Student startup TaleTeller aims to connect families through their stories – Faculty of Engineering

Student startup TaleTeller aims to connect families through their stories

TaleTeller hopes to make it easier for people to record their personal stories and share them with their families.

White spring flowers bloom on a tree, a blurry Engineering Technology Building is in the background

TaleTeller is a new startup being developed by four master’s students in W Booth’s Entrepreneurship & Innovation program. They want to make it easier for people to record their personal stories and share them with their families.

four people's headshots lined up beside one another.

Stories help us relate to our families, friends, neighbours and even ourselves. The tales of our forebears can inspire us in our lives, helping us reach new heights or weather the lows. For many, however, the stories of their grandparents and great-grandparents become lost to time.

Yara Abdeen, TaleTeller’s co-founder and CEO, often thinks about her path that has carried her far away from home, and recognizes that she and others who relocate abroad for school and career miss out on hearing the stories of their home.

“People leave their families behind and often don’t have the stories to take with them. This is true for those who move abroad, but also who move out of their family home at an early age,” says Abdeen.

Prior to moving to Canada and beginning her master’s degree, Abdeen was in California completing an internship. While there, she stayed with an uncle whose story inspired her to create TaleTeller.

“He has led such an interesting life and was writing a book about his experiences. However, he was struggling to finish it,” says Abdeen. Through getting to know her uncle’s story and struggles putting it to paper, she was inspired to help people work through similar challenges.

She saw a market for a product or service that could aid would-be autobiographers. People have been paying companies to help them map their family trees and glean insights into family history through public records and DNA analysis. She sees preserving stories in the words of the family members who lived them as being just as, if not more important.

Through discussion with co-founder Krutartha Joshi, COO of TaleTeller, they began exploring how smart technology can help make this kind of service accessible to more people.

“Until now, there have been two ways people have preserved these kinds of stories in writing. By your family themselves, taking the time to write them down as a book or in journals. Or, by hiring a biographer at great expense who interviews the family members and authors the stories. We want to offer a third option – to have the benefits of a digital interviewer and editor to help guide recollection, and assist withstructuring them in a way that is easy for the family to read,” says Abdeen.

TaleTeller is developing an easy-to-use digital platform that families can use to preserve these stories in various formats including bound and printed books, eBooks, and even self-narrated audiobooks.

Faizaan Shaikh, Innovation and Technology Officer with TaleTeller, along with Omkar Kelkar, Chief Financial Officer, are leading the development of some interesting technologies. These will form the backbone of the products they offer.
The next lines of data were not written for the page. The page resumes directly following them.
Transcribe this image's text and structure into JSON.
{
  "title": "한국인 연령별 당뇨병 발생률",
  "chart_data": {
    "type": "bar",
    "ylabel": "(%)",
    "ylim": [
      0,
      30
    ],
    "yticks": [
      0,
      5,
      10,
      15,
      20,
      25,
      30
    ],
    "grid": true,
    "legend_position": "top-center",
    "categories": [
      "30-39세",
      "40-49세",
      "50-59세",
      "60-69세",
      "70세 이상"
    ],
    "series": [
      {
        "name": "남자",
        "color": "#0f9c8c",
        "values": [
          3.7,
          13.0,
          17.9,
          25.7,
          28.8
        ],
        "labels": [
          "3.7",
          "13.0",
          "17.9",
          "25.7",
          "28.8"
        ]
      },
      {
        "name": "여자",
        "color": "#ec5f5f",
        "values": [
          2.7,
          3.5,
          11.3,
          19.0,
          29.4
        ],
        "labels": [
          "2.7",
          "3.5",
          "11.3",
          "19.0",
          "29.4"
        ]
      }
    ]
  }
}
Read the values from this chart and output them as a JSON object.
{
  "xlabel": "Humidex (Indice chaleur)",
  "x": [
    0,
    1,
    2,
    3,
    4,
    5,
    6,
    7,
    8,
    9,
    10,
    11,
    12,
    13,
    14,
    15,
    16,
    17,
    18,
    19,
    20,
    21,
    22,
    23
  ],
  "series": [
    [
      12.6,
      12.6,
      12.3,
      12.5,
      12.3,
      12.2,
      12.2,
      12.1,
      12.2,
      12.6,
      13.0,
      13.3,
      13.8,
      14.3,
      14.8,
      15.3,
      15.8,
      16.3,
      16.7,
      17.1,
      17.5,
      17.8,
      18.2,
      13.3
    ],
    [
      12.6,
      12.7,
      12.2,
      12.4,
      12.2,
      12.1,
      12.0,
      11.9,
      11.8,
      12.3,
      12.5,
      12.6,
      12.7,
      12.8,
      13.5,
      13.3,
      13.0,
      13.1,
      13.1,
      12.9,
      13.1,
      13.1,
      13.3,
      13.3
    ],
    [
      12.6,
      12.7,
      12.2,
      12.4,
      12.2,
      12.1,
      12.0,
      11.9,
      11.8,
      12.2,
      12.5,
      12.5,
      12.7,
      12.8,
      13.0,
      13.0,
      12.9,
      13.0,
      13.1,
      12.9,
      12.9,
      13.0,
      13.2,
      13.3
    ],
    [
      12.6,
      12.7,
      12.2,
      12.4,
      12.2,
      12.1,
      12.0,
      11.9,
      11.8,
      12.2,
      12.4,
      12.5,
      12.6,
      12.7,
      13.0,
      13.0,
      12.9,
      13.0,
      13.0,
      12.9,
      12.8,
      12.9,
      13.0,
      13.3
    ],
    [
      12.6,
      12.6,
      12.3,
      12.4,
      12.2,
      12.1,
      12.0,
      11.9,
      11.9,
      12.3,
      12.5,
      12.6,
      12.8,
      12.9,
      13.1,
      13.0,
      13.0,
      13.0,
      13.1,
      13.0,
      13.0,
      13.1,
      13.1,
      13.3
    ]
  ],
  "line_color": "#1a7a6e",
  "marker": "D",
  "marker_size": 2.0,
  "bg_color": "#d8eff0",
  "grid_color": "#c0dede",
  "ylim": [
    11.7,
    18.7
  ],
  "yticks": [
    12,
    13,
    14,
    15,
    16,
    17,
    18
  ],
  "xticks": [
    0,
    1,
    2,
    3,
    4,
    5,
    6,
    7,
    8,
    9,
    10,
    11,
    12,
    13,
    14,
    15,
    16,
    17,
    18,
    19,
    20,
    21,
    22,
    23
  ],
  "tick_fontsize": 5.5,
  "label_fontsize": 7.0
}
For example, a chatbot will help customers brainstorm and organize the details of their stories.

The team is on track to completing their minimum viable product by the end of 2020 and launching commercially by April 2021. They have received SEPT Merit Funding of $5000 with the possibility of an additional $5000 at completion of their 2nd tollgate evaluation in late August. This funding was awarded after a proposal and presentation to the Innovation Factory and Forge incubator and is allowing them to hire their first part-time employees.

The team credits their diverse backgrounds and experiences with helping build their successful working dynamic. They bring together a blend of business, engineering and computer science that compliments each other well.

The TaleTeller team is developing their business under the guidance and mentorship of Lotfi Belkhir, Program Chair for the Master’s programs in Innovation and Entrepreneurship; and Karen Maraj and Chris Putman, both industry mentors with The Forge incubator. If you’re interested in their startup you can visit the TaleTeller website and subscribe for updates.

The Entrepreneurship and Innovation program equips students with the knowledge and experience to identify opportunities to innovate, and understand every step from market research, product prototyping, to approaching investors. Anyone with a passion for technological innovation can apply to the program and graduate with a Master of Engineering Entrepreneurship and Innovation or Master of Technology Entrepreneurship and Innovation degree.